Alex Cross - Blu-ray Review

'Perry's transformation to badass killing machine has all of the authenticity of Howard The Duck doing likewise'

For those of us who are rather fond of the Morgan Freeman Alex Cross films, Kiss The Girls and Along Came A Spider, it would be convenient for Alex Cross to be utterly awful and without merit. This is a different take on the source material to the Freeman films, a less cerebral adaptation where Cross himself is dumbed down to be less super-smart boffin, more action-man incarnate, with Tyler Perry swanning smugly along in the lead. It is, even before you've seen it, an easy film to hate.
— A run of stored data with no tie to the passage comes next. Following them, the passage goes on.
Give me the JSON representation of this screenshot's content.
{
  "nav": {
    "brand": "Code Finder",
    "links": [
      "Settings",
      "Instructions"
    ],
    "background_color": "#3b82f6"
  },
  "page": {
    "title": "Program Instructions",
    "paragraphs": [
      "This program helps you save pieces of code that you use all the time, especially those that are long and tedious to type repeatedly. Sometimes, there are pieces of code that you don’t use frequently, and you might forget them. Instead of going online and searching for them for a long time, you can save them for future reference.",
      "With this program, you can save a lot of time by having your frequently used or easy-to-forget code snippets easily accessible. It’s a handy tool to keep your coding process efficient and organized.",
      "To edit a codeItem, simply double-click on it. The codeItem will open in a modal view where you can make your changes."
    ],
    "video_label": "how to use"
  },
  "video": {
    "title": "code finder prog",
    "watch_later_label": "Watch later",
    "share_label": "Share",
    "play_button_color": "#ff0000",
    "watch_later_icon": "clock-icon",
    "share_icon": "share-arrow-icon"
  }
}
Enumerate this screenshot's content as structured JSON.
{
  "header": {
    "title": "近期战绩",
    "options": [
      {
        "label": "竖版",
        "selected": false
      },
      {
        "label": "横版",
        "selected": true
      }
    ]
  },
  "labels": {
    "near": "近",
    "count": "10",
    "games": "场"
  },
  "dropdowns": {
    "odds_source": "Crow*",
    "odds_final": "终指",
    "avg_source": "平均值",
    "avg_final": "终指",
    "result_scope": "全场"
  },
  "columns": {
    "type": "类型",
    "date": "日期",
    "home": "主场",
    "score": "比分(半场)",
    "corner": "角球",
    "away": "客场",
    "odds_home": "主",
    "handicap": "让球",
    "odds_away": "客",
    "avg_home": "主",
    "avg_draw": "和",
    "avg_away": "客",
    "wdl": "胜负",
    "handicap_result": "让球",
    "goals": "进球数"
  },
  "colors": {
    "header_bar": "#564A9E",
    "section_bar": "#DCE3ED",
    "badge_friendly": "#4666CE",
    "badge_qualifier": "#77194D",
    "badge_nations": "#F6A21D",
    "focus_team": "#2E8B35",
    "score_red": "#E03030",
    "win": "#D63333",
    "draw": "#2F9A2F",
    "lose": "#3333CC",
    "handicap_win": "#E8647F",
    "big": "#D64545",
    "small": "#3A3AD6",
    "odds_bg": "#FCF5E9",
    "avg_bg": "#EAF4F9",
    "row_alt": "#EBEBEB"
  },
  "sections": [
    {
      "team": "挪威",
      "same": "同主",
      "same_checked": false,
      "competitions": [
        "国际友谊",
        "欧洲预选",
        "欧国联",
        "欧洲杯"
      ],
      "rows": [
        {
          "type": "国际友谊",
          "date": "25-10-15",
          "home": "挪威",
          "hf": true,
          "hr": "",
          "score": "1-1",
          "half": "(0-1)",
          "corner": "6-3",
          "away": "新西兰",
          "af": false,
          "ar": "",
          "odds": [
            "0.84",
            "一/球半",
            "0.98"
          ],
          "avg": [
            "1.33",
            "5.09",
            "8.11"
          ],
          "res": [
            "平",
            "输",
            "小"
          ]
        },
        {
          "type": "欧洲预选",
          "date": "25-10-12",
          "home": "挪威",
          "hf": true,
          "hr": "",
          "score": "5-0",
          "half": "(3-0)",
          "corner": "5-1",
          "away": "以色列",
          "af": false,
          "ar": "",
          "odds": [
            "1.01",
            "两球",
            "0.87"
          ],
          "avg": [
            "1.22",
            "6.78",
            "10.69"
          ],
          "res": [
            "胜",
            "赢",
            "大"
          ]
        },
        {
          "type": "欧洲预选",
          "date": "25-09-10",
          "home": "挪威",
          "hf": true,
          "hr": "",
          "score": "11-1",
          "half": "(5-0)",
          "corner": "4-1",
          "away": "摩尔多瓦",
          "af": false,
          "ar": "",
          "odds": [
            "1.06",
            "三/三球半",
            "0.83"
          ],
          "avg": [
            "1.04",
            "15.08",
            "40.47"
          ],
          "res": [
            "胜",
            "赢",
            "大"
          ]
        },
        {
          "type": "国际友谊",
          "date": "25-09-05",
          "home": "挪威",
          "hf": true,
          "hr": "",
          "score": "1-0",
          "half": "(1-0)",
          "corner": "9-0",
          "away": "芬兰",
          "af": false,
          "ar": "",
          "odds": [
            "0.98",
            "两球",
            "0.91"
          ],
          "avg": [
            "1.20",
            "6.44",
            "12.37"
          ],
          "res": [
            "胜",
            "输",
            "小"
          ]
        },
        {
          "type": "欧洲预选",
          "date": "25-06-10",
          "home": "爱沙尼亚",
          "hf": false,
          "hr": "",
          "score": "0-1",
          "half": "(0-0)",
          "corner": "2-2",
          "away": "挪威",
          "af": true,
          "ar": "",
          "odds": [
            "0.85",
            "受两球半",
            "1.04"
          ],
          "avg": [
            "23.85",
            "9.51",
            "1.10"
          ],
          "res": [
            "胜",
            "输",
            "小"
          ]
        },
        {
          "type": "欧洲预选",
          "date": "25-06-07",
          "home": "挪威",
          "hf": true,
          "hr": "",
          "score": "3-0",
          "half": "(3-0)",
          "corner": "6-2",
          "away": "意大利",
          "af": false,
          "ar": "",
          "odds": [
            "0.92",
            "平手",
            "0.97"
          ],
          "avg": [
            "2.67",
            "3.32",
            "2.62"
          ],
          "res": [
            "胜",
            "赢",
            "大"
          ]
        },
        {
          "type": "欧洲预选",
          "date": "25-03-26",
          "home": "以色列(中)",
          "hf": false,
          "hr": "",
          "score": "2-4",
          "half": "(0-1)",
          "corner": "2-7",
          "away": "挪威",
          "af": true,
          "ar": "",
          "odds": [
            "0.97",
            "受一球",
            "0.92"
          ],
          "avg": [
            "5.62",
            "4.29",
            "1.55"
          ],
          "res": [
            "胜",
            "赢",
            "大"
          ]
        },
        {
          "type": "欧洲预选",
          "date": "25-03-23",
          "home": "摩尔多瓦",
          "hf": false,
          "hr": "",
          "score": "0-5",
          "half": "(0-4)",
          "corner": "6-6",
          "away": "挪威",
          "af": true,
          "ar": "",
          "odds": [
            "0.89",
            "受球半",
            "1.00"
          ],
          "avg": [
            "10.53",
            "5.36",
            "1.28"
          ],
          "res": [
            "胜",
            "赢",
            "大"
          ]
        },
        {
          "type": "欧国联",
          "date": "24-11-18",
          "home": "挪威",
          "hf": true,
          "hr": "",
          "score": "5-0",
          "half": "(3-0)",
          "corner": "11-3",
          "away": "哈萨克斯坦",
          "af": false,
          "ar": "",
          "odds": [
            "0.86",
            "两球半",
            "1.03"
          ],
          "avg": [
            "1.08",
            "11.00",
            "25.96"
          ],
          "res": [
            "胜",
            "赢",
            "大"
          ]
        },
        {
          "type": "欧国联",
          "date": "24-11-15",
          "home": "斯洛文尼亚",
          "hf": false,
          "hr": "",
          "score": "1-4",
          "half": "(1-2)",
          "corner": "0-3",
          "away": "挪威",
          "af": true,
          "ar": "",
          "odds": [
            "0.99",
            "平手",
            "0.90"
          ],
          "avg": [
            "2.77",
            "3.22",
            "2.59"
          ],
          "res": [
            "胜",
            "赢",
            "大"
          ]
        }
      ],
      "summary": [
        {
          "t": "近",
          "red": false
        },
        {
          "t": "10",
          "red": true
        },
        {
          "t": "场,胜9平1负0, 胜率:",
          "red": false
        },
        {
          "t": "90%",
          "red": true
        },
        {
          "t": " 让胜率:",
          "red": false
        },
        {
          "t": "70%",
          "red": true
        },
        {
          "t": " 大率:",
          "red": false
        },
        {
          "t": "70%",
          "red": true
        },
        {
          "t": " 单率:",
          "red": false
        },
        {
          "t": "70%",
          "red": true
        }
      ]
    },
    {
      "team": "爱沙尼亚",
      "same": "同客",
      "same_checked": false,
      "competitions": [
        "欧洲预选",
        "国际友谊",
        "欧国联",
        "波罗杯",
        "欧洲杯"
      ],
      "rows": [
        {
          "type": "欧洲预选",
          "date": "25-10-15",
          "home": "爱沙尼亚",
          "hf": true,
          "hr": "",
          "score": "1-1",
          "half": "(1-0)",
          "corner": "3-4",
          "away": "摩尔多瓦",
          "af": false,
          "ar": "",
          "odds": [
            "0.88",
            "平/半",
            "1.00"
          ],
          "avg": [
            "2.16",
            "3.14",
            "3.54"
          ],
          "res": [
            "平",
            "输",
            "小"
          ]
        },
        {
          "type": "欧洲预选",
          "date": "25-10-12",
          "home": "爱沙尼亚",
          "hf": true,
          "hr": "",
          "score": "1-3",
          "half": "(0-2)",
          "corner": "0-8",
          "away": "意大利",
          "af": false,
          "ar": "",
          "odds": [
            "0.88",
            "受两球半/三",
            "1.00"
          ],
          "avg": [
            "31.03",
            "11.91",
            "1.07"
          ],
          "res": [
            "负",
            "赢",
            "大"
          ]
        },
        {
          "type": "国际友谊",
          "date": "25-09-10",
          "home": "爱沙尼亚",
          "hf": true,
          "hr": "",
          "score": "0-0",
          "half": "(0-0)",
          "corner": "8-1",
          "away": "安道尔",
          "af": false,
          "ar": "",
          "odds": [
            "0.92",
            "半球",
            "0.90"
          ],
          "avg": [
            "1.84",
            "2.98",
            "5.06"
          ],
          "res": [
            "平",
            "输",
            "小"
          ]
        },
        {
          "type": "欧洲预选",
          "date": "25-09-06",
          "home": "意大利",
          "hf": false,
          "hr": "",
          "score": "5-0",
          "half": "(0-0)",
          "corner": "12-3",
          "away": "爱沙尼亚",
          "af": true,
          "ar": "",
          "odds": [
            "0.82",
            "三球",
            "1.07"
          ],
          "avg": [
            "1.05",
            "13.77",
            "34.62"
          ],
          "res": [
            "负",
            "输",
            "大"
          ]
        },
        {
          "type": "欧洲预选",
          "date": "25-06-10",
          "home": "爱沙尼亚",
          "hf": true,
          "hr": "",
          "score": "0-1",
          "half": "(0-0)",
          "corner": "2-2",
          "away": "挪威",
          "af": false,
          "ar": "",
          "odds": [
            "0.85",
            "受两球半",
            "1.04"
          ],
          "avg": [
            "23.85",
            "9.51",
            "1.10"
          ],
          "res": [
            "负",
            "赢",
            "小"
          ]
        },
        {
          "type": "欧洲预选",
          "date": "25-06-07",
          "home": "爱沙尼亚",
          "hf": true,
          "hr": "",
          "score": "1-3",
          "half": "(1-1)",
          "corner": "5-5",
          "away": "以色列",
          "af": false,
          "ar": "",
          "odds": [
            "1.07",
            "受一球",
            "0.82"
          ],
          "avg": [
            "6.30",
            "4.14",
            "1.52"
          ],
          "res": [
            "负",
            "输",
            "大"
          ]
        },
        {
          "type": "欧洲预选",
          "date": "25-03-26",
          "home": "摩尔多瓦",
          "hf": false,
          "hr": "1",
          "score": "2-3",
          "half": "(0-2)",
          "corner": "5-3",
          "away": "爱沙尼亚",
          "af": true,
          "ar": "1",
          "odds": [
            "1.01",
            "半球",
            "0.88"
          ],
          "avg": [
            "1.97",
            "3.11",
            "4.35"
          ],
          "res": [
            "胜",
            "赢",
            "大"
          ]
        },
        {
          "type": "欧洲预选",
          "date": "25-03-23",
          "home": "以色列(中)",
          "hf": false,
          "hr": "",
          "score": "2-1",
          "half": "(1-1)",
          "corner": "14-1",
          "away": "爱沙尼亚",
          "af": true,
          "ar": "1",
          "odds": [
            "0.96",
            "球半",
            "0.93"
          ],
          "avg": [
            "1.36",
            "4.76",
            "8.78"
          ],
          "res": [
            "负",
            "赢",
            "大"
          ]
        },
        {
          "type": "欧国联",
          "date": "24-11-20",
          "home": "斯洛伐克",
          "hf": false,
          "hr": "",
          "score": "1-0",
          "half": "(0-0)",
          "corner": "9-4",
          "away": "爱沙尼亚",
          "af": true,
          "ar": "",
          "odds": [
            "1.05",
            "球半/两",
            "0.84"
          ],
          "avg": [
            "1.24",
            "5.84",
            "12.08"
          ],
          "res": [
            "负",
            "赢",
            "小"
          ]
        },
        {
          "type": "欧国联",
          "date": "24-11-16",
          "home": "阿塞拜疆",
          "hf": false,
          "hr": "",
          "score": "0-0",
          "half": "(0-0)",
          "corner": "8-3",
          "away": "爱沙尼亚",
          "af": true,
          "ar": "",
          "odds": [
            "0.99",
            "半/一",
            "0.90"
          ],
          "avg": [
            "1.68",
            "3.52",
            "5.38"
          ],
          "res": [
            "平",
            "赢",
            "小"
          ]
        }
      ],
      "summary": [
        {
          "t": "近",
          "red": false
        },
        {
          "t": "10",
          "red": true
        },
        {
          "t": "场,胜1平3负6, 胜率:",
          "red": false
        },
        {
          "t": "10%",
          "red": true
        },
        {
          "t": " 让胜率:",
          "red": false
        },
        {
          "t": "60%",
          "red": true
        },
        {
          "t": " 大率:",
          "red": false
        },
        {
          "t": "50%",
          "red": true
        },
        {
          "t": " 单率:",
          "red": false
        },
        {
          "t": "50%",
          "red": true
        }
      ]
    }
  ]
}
It feels strange then to be reporting disappointment that Alex Cross isn't awful. Despite the ill-wishes towards it by many, for varying reasons, Rob Cohen's film simply is not completely without merit. Ignoring all around it, ignoring that even this adaptation would have been better with original role incumbent Idris Elba, ignoring how good a final Freeman version could have been; Alex Cross survives on its own limited merits. This is a poor action film, and then some, but one featuring no redeeming features? That would be doing Matthew Fox a huge disservice.

Playing a clever, vicious antagonist to Perry's bulked policeman, Fox is as transformed as Christian Bale in The Machinist. A combination of slimmed-down weight and bulked-up muscle, he cuts a violent figure, stalking scenes with a convincingly cold grimace. It's a lesson for any actor in just how different a screen presence can be achieved with drastic alterations in body mass.

Shame that Fox went to so much trouble for a film that is still, all of the above considered, well under par when compared to better offerings in the franchise's new Action genre home. Roughly dividing into two halves, the first sees Fox stalking whomever he chooses whilst the second has Perry and partner Ed Burns chasing him. If that seems simplistic then that's because it is. There's no depth here; of character or otherwise, and by the time the final, final, paper thin reveal comes, you won't care why everyone was really trying to kill everyone else, nor be given reason to.

Perry's Cross is smarmy enough to stop a severely injured woman in the first handful of scenes, just so she can tell him how wonderful he is, whilst his transformation to badass killing machine later on has all of the authenticity of Howard The Duck doing likewise. Rent-a-sidekick specialist Norton gets nothing and shows no desire to do more and Marc Moss and Kerry Williamson's script goes into cliché overdrive about halfway through, including the millionth time a policeman has been offered a drink whilst on duty and refused because, erm, he's on duty.

If it were just another poor action film, Alex Cross would be a sad enough experience to beholden, despite the interest generated by Fox. It's not though, it's a new entry in what used to be a clever franchise and this is a worrying new trend for Hollywood, whose mantra here is to take an intelligent character and then go out of their way to make him dumber.




Alex Cross is released on UK Blu-ray and DVD on Monday 6th May 2013.